A Low Power Information Redundant Concurrent Error Detecting Asynchronous Processor

As a result of advances in technology shrinking device dimensions, the occurrence of transient errors is increasing. This together with the concomitant reduction in supply voltages has decreased noise margins causing system reliability to be reduced, at a time when electronic systems are being used increasingly in ´safety critical´ applications. Previous work has demonstrated that an information redundant Concurrent Error Detection (CED) scheme using Dong´s Code can be applied efficiently to a processor using an asynchronous design style incurring area overheads of approximately 12% [1] when placed on silicon. This paper furthers the above work by extending the capabilities of the processor to include the multiplication function also guarded by a CED scheme, permitting the processor to be used in a wider range of applications; e.g. DSP. The paper also demonstrates that a reduction in power of 22% can be achieved by utilising an asynchronous design style rather than its synchronous counterpart.

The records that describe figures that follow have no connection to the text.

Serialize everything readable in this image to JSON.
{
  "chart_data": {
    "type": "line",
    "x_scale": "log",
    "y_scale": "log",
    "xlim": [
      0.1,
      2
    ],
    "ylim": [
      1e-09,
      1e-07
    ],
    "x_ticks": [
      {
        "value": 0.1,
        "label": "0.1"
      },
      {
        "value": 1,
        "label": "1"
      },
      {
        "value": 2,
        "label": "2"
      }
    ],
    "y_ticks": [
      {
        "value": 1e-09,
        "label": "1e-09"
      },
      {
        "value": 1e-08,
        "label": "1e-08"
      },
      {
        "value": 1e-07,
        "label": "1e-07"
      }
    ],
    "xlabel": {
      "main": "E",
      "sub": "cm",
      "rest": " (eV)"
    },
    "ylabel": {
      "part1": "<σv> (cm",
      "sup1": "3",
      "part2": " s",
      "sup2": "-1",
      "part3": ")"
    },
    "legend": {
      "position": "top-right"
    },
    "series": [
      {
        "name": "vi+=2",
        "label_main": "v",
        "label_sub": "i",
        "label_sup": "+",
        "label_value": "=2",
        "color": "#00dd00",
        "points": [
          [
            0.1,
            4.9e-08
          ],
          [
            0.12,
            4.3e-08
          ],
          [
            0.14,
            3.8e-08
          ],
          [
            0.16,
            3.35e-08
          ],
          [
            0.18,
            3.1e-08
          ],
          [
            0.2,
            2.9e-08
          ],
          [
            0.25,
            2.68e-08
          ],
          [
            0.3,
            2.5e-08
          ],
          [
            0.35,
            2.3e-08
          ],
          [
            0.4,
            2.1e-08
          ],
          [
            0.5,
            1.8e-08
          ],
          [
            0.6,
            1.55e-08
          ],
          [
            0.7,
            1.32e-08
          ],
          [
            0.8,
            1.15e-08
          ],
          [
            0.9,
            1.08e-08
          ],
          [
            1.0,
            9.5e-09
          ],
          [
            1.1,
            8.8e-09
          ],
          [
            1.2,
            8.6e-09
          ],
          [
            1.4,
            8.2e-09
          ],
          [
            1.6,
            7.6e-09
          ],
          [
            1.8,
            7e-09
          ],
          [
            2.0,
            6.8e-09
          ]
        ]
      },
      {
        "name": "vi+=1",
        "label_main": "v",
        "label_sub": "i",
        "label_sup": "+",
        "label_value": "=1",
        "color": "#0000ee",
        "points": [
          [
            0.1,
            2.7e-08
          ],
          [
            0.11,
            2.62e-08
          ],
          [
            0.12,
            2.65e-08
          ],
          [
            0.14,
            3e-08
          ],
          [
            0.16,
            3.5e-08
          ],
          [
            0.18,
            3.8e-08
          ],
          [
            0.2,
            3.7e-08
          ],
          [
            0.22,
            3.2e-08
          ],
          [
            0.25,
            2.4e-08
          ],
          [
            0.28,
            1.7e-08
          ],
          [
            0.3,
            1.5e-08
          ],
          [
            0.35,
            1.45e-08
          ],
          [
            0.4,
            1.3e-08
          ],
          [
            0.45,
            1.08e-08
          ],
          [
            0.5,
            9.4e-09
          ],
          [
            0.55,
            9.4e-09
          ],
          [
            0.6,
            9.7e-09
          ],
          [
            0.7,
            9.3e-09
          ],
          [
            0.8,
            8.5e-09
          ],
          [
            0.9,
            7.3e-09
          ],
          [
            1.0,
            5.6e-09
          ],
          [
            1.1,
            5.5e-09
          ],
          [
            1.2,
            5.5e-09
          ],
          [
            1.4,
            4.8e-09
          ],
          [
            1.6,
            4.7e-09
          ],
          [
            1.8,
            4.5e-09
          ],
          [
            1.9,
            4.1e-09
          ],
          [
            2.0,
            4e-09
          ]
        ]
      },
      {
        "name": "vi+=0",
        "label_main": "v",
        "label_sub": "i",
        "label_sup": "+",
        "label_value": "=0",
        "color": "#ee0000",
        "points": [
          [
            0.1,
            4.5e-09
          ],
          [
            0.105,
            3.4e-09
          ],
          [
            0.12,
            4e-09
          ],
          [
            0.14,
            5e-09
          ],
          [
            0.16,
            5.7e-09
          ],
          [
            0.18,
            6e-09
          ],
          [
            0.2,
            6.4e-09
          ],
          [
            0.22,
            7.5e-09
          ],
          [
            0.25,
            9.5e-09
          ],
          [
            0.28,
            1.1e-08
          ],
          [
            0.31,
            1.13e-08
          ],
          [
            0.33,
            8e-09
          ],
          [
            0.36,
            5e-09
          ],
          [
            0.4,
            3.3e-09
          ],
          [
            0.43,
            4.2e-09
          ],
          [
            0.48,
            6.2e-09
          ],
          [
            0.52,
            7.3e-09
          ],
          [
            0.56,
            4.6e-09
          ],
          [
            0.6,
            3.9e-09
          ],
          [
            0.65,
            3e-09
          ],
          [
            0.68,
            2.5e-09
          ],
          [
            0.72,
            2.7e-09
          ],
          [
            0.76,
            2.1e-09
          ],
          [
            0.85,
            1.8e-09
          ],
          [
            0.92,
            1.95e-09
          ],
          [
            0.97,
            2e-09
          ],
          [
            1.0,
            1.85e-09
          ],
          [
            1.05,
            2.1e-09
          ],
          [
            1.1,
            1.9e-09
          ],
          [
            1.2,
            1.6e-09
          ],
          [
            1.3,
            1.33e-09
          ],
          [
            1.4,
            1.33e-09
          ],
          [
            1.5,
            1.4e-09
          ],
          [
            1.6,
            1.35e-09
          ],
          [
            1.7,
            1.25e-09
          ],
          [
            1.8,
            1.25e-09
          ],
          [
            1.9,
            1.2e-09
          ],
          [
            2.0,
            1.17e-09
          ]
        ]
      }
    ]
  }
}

Furthermore, the power overhead for the asynchronous CED processor was found to be 5% less than that of the synchronous processor without CED. Asynchronous design style is also known to have the inherent benefit of not requiring difficult to design, global timing clock trees and networks. Previous work has also demonstrated that approximately, 25% area savings can be made when comparing Dong´s Code to a Berger Code CED scheme on the multiplier function [2]. Through the implementation of a larger number of operations within the ALU, all protected by the same information redundant code, further savings can be made through reuse of common blocks, as codes often share many similarities within their prediction equations. With lower power dissipation and a reduced area overhead, compared to its synchronous counterpart, this makes the asynchronous CED circuit attractive and viable for reliable mobile computation. This paper also extends the work with the implementation of a synch- ronous and asynchronous processor, with and without CED on a FPGA.